- German theatrical release poster
- Directed by: Bille August
- Written by: Mark Bruce Rosin
- Produced by: Sara Risher; Mark Bruce Rosin;
- Starring: Helena Bonham Carter; Hilary Swank; Jeffrey Tambor;
- Cinematography: Filip Zumbrunn
- Edited by: Hansjörg Weißbrich
- Music by: Annette Focks
- Production companies: Elsani Film; Potemkino; MMC Studios;
- Distributed by: Warner Bros. Pictures (Germany);
- Release dates: 7 September 2017 (TIFF); 3 May 2018 (Germany);
- Running time: 115 minutes
- Countries: Germany; Belgium;
- Language: English

= 55 Steps =

2017 film

55 Steps is a 2017 German-Belgian drama film directed by Bille August and starring Helena Bonham Carter, Hilary Swank, and Jeffrey Tambor. The film is based on the true story of Eleanor Riese.

==Premise==
The story is about a woman committed to a mental health facility.

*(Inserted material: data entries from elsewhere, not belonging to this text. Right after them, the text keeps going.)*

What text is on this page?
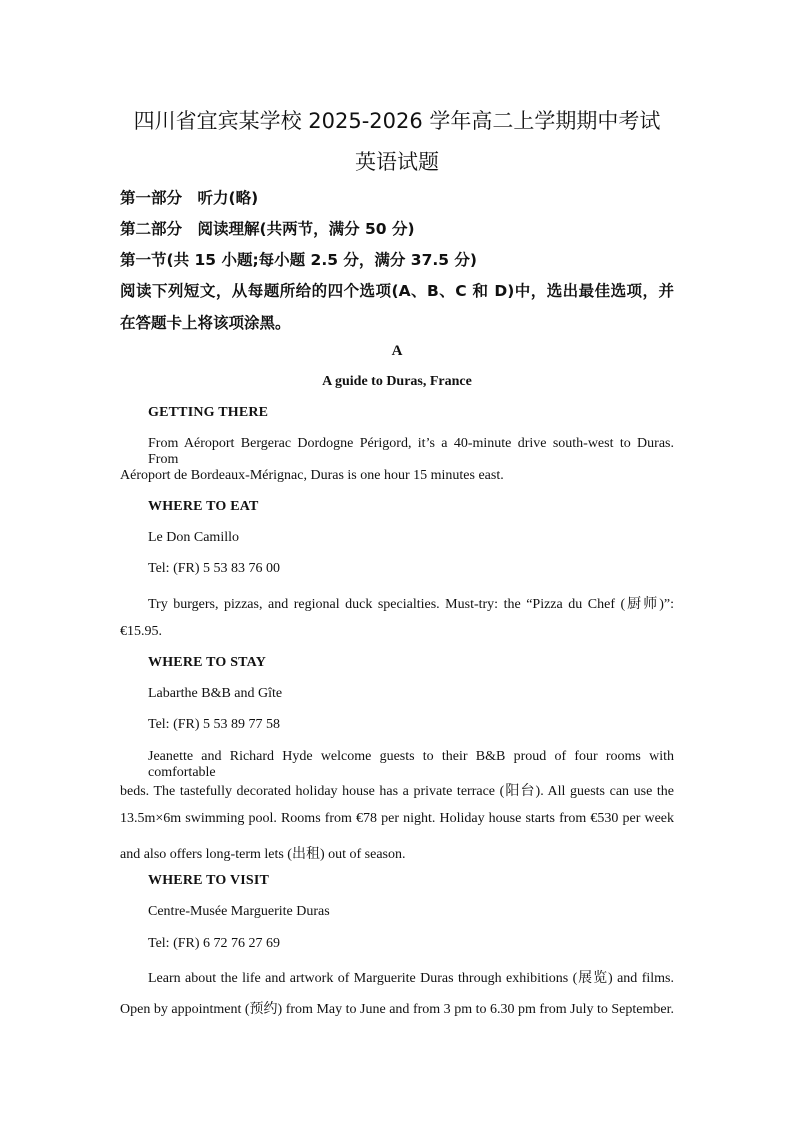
四川省宜宾某学校 2025-2026 学年高二上学期期中考试
英语试题
第一部分　听力(略)
第二部分　阅读理解(共两节，满分 50 分)
第一节(共 15 小题;每小题 2.5 分，满分 37.5 分)
阅读下列短文，从每题所给的四个选项(A、B、C 和 D)中，选出最佳选项，并
在答题卡上将该项涂黑。
A
A guide to Duras, France
GETTING THERE
From Aéroport Bergerac Dordogne Périgord, it’s a 40-minute drive south-west to Duras. From
Aéroport de Bordeaux-Mérignac, Duras is one hour 15 minutes east.
WHERE TO EAT
Le Don Camillo
Tel: (FR) 5 53 83 76 00
Try burgers, pizzas, and regional duck specialties. Must-try: the “Pizza du Chef (厨师)”:
€15.95.
WHERE TO STAY
Labarthe B&B and Gîte
Tel: (FR) 5 53 89 77 58
Jeanette and Richard Hyde welcome guests to their B&B proud of four rooms with comfortable
beds. The tastefully decorated holiday house has a private terrace (阳台). All guests can use the
13.5m×6m swimming pool. Rooms from €78 per night. Holiday house starts from €530 per week
and also offers long-term lets (出租) out of season.
WHERE TO VISIT
Centre-Musée Marguerite Duras
Tel: (FR) 6 72 76 27 69
Learn about the life and artwork of Marguerite Duras through exhibitions (展览) and films.
Open by appointment (预约) from May to June and from 3 pm to 6.30 pm from July to September.
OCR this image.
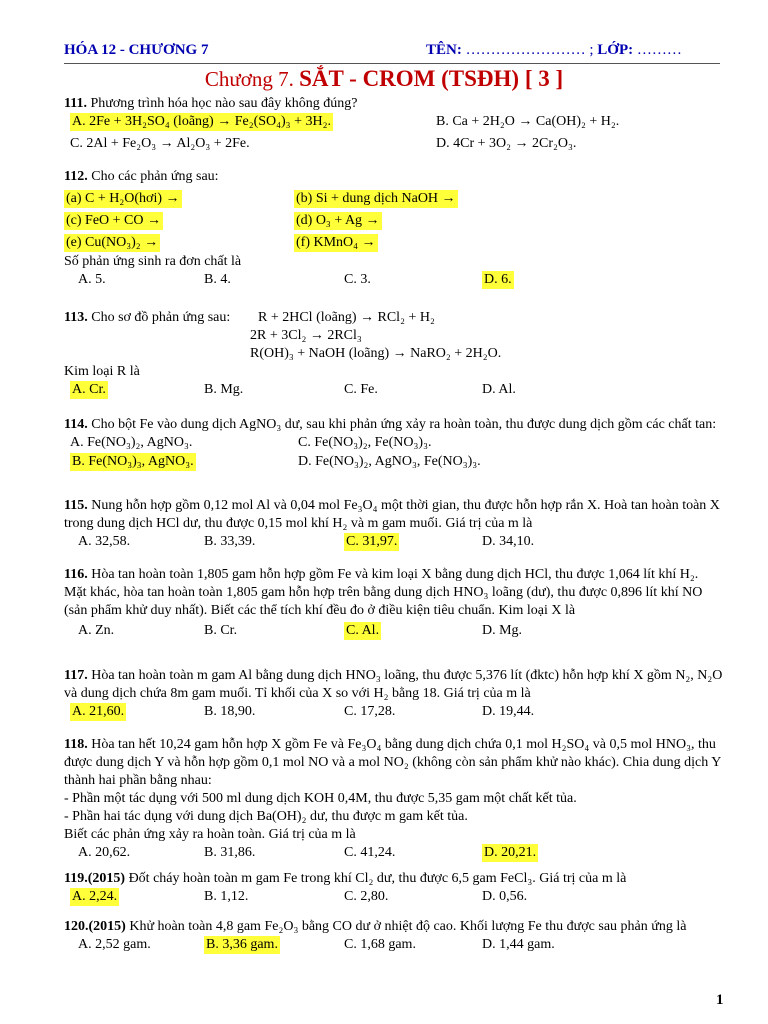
HÓA 12 - CHƯƠNG 7	TÊN: …………………… ; LỚP: ………
Chương 7. SẮT - CROM (TSĐH) [ 3 ]
111. Phương trình hóa học nào sau đây không đúng?
A. 2Fe + 3H₂SO₄ (loãng) → Fe₂(SO₄)₃ + 3H₂.	B. Ca + 2H₂O → Ca(OH)₂ + H₂.
C. 2Al + Fe₂O₃ → Al₂O₃ + 2Fe.	D. 4Cr + 3O₂ → 2Cr₂O₃.
112. Cho các phản ứng sau:
(a) C + H₂O(hơi) →	(b) Si + dung dịch NaOH →
(c) FeO + CO →	(d) O₃ + Ag →
(e) Cu(NO₃)₂ →	(f) KMnO₄ →
Số phản ứng sinh ra đơn chất là
A. 5.	B. 4.	C. 3.	D. 6.
113. Cho sơ đồ phản ứng sau: R + 2HCl (loãng) → RCl₂ + H₂
2R + 3Cl₂ → 2RCl₃
R(OH)₃ + NaOH (loãng) → NaRO₂ + 2H₂O.
Kim loại R là
A. Cr.	B. Mg.	C. Fe.	D. Al.
114. Cho bột Fe vào dung dịch AgNO₃ dư, sau khi phản ứng xảy ra hoàn toàn, thu được dung dịch gồm các chất tan:
A. Fe(NO₃)₂, AgNO₃.	C. Fe(NO₃)₂, Fe(NO₃)₃.
B. Fe(NO₃)₃, AgNO₃.	D. Fe(NO₃)₂, AgNO₃, Fe(NO₃)₃.
115. Nung hỗn hợp gồm 0,12 mol Al và 0,04 mol Fe₃O₄ một thời gian, thu được hỗn hợp rắn X. Hoà tan hoàn toàn X trong dung dịch HCl dư, thu được 0,15 mol khí H₂ và m gam muối. Giá trị của m là
A. 32,58.	B. 33,39.	C. 31,97.	D. 34,10.
116. Hòa tan hoàn toàn 1,805 gam hỗn hợp gồm Fe và kim loại X bằng dung dịch HCl, thu được 1,064 lít khí H₂. Mặt khác, hòa tan hoàn toàn 1,805 gam hỗn hợp trên bằng dung dịch HNO₃ loãng (dư), thu được 0,896 lít khí NO (sản phẩm khử duy nhất). Biết các thể tích khí đều đo ở điều kiện tiêu chuẩn. Kim loại X là
A. Zn.	B. Cr.	C. Al.	D. Mg.
117. Hòa tan hoàn toàn m gam Al bằng dung dịch HNO₃ loãng, thu được 5,376 lít (đktc) hỗn hợp khí X gồm N₂, N₂O và dung dịch chứa 8m gam muối. Tỉ khối của X so với H₂ bằng 18. Giá trị của m là
A. 21,60.	B. 18,90.	C. 17,28.	D. 19,44.
118. Hòa tan hết 10,24 gam hỗn hợp X gồm Fe và Fe₃O₄ bằng dung dịch chứa 0,1 mol H₂SO₄ và 0,5 mol HNO₃, thu được dung dịch Y và hỗn hợp gồm 0,1 mol NO và a mol NO₂ (không còn sản phẩm khử nào khác). Chia dung dịch Y thành hai phần bằng nhau:
- Phần một tác dụng với 500 ml dung dịch KOH 0,4M, thu được 5,35 gam một chất kết tủa.
- Phần hai tác dụng với dung dịch Ba(OH)₂ dư, thu được m gam kết tủa.
Biết các phản ứng xảy ra hoàn toàn. Giá trị của m là
A. 20,62.	B. 31,86.	C. 41,24.	D. 20,21.
119.(2015) Đốt cháy hoàn toàn m gam Fe trong khí Cl₂ dư, thu được 6,5 gam FeCl₃. Giá trị của m là
A. 2,24.	B. 1,12.	C. 2,80.	D. 0,56.
120.(2015) Khử hoàn toàn 4,8 gam Fe₂O₃ bằng CO dư ở nhiệt độ cao. Khối lượng Fe thu được sau phản ứng là
A. 2,52 gam.	B. 3,36 gam.	C. 1,68 gam.	D. 1,44 gam.
1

Prior to 1987, it was assumed that the Lanterman–Petris–Short Act allowed involuntary treatment for those who were detained under an initial three-day hold (for evaluation and treatment) and a subsequent fourteen-day hospitalization (for those patients declared after the three-day hold to be dangerous to themselves or others or gravely disabled). In 1987, in Riese v. St. Mary's Hospital and Medical Center, the California State Court of Appeals declared that these patients had the right to exercise informed consent regarding the use of antipsychotic drugs, except in an emergency, and if they rejected medication "a judicial determination of their incapacity to make treatment decisions" was required before they could be involuntarily treated. This case was a class action suit brought in the name of patient Eleanor Riese by the California ACLU.

==Release==
The film had its world premiere in the Gala Presentations section at the 2017 Toronto International Film Festival. Its theatrical release began in Germany on 3 May 2018. 55 Steps is the international title, the movie is known as 'Eleanor & Colette' in some markets.

==Reception==
===Critical response===
On review aggregator Rotten Tomatoes, the film holds an approval rating of 50% based on 8 reviews, with an average rating of 6.83/10. On Metacritic, the film has a weighted average score of 42 out of 100, based on 4 critics, indicating "mixed or average reviews".